Construído segundo normas e arquitectura do seu tempo, o Cine Teatro veio dar resposta plena ás necessidades, não só no campo da cinematografia como do teatro. Uma razoável sala para o tempo formada por uma ampla plateia rodeada de camarotes, acima doa quais, junto ao teto, funcionava uma geral.

Excelente palco do qual fazia parte um completo  urdimento, por ali passaram grandes companhias da capital e nomes sonantes como os actores Alves da Cunha, Ilda Stiline, Maria Matos, Estêvão Amarante, entre outros.

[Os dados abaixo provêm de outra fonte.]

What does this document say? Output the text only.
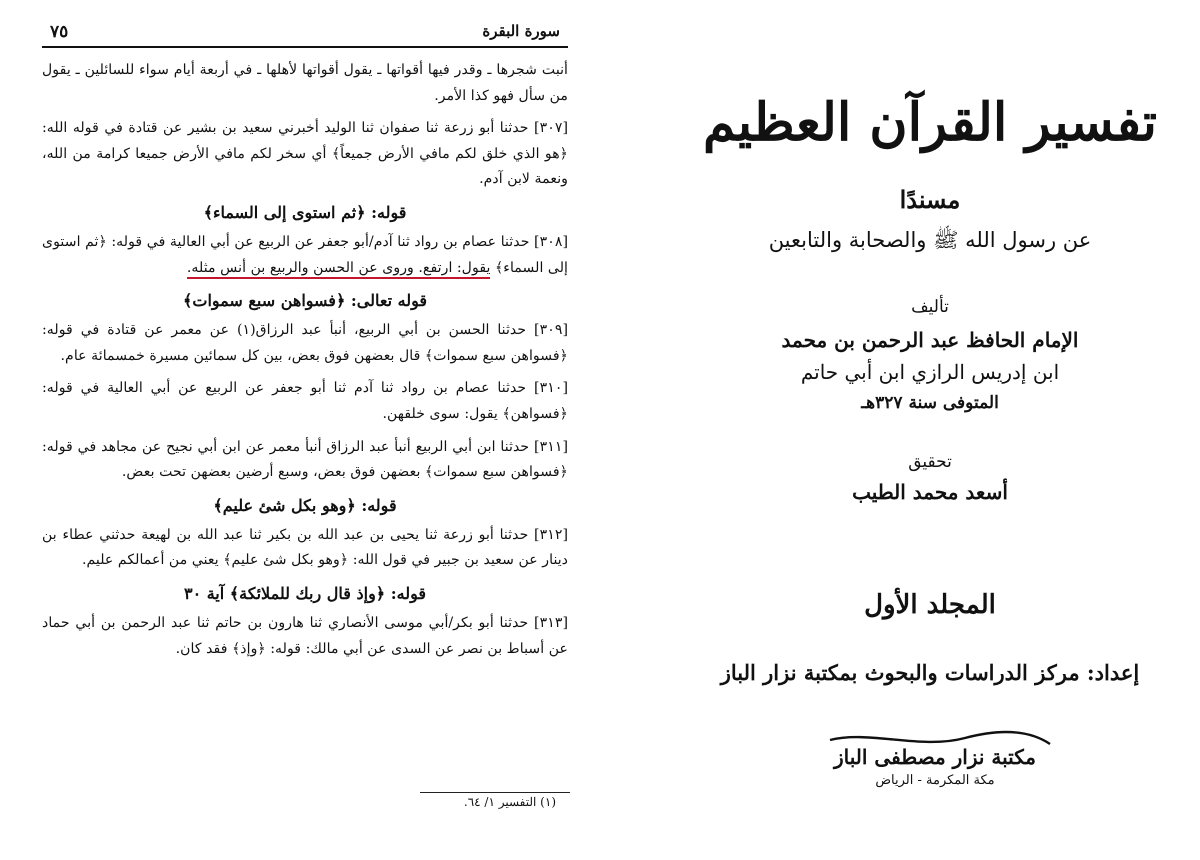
٧٥	سورة البقرة

أنبت شجرها ـ وقدر فيها أقواتها ـ يقول أقواتها لأهلها ـ في أربعة أيام سواء للسائلين ـ يقول من سأل فهو كذا الأمر.

[٣٠٧] حدثنا أبو زرعة ثنا صفوان ثنا الوليد أخبرني سعيد بن بشير عن قتادة في قوله الله: ﴿هو الذي خلق لكم مافي الأرض جميعاً﴾ أي سخر لكم مافي الأرض جميعا كرامة من الله، ونعمة لابن آدم.

قوله: ﴿ثم استوى إلى السماء﴾

[٣٠٨] حدثنا عصام بن رواد ثنا آدم/أبو جعفر عن الربيع عن أبي العالية في قوله: ﴿ثم استوى إلى السماء﴾ يقول: ارتفع. وروى عن الحسن والربيع بن أنس مثله.

قوله تعالى: ﴿فسواهن سبع سموات﴾

[٣٠٩] حدثنا الحسن بن أبي الربيع، أنبأ عبد الرزاق(١) عن معمر عن قتادة في قوله: ﴿فسواهن سبع سموات﴾ قال بعضهن فوق بعض، بين كل سمائين مسيرة خمسمائة عام.

[٣١٠] حدثنا عصام بن رواد ثنا آدم ثنا أبو جعفر عن الربيع عن أبي العالية في قوله: ﴿فسواهن﴾ يقول: سوى خلقهن.

[٣١١] حدثنا ابن أبي الربيع أنبأ عبد الرزاق أنبأ معمر عن ابن أبي نجيح عن مجاهد في قوله: ﴿فسواهن سبع سموات﴾ بعضهن فوق بعض، وسبع أرضين بعضهن تحت بعض.

قوله: ﴿وهو بكل شئ عليم﴾

[٣١٢] حدثنا أبو زرعة ثنا يحيى بن عبد الله بن بكير ثنا عبد الله بن لهيعة حدثني عطاء بن دينار عن سعيد بن جبير في قول الله: ﴿وهو بكل شئ عليم﴾ يعني من أعمالكم عليم.

قوله: ﴿وإذ قال ربك للملائكة﴾ آية ٣٠

[٣١٣] حدثنا أبو بكر/أبي موسى الأنصاري ثنا هارون بن حاتم ثنا عبد الرحمن بن أبي حماد عن أسباط بن نصر عن السدى عن أبي مالك: قوله: ﴿وإذ﴾ فقد كان.

(١) التفسير ١/ ٦٤.
تفسير القرآن العظيم
مسندًا
عن رسول الله ﷺ والصحابة والتابعين
تأليف
الإمام الحافظ عبد الرحمن بن محمد
ابن إدريس الرازي ابن أبي حاتم
المتوفى سنة ٣٢٧هـ
تحقيق
أسعد محمد الطيب
المجلد الأول
إعداد: مركز الدراسات والبحوث بمكتبة نزار الباز
مكتبة نزار مصطفى الباز
مكة المكرمة - الرياض
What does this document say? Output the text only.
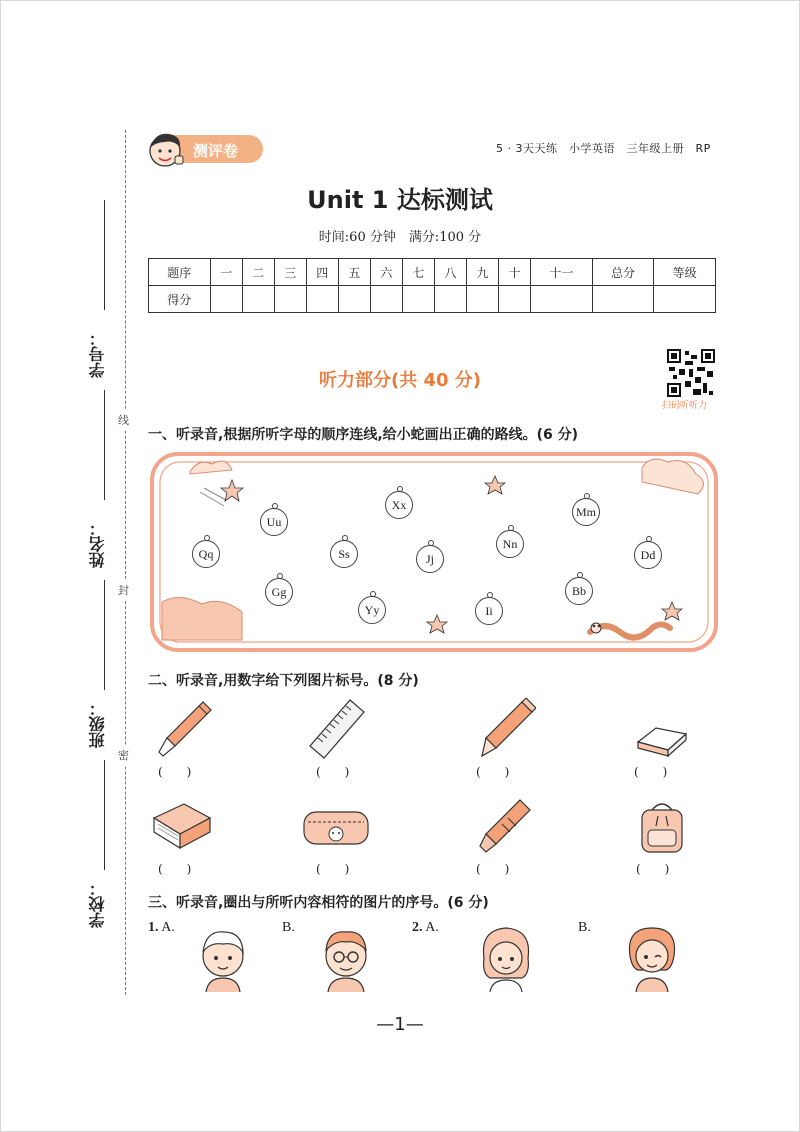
线
封
密
学号：
姓名：
班级：
学校：
测评卷	5 · 3天天练　小学英语　三年级上册　RP
Unit 1 达标测试
时间:60 分钟　满分:100 分
题序	一	二	三	四	五	六	七	八	九	十	十一	总分	等级
得分													
听力部分(共 40 分)
扫码听听力
一、听录音,根据所听字母的顺序连线,给小蛇画出正确的路线。(6 分)
Uu
Xx	Mm
Qq	Ss	Jj
Nn
Dd
Gg
Yy	Ii
Bb
二、听录音,用数字给下列图片标号。(8 分)
(　　)	(　　)	(　　)	(　　)
(　　)	(　　)	(　　)	(　　)
三、听录音,圈出与所听内容相符的图片的序号。(6 分)
1. A.	B.	2. A.	B.
—1—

Também o teatro amador local, onde muitas vezes coexistiam dois agrupamentos  em franca competição, utilizavam a nova estrutura para preparar e representar as suas peças, das quais há hoje alguma informação no que diz respeito aos programas deixados e dos quais transcrevemos  nomes como A Mulher de Dois Maridos, Os Escravos, O Diabo á Solta, o Perdão dos Filhos, Dois Teimosos, O Padrinho, entre outros sem  deixar de lado referência aos grupos Amadores Dramáticos Beneficentes do Luso, Grupo Cénico do Luso, ou Grupo Cénico Ala Nova, para  nos situarmos nas décadas referidas de 20 e 30 do século passado. Numerosos são os intervenientes, Francisco Garcia, Francisco Cabral, Joaquim Nunes, Joaquim Batista, Carlos Pereira, Lucília Martins, Maria Almeida, Mobília Seabra, Rosa Rocha, Duarte Rocha, José Carvalho, entre muitos outros.

 Após o período inicial o cinema passa no entanto por algumas dificuldades financeiras, a primitiva sociedade desfaz-se e com a saída dos sócios para o Brasil a casa seria mais tarde vendida  à Sociedade Agrícola do Valdoeiro que a explorou durante anos , até passar finalmente para a posse do ultimo industrial de cinema, Joaquim Ferreira. Proprietário e projecionista, deu vida ao Cine Teatro durante as últimas décadas do seu funcionamento.

O imóvel foi recentemente adquirido pela Câmara da Mealhada, mas nada foi feito para seu restauro ou manutenção até á presente data.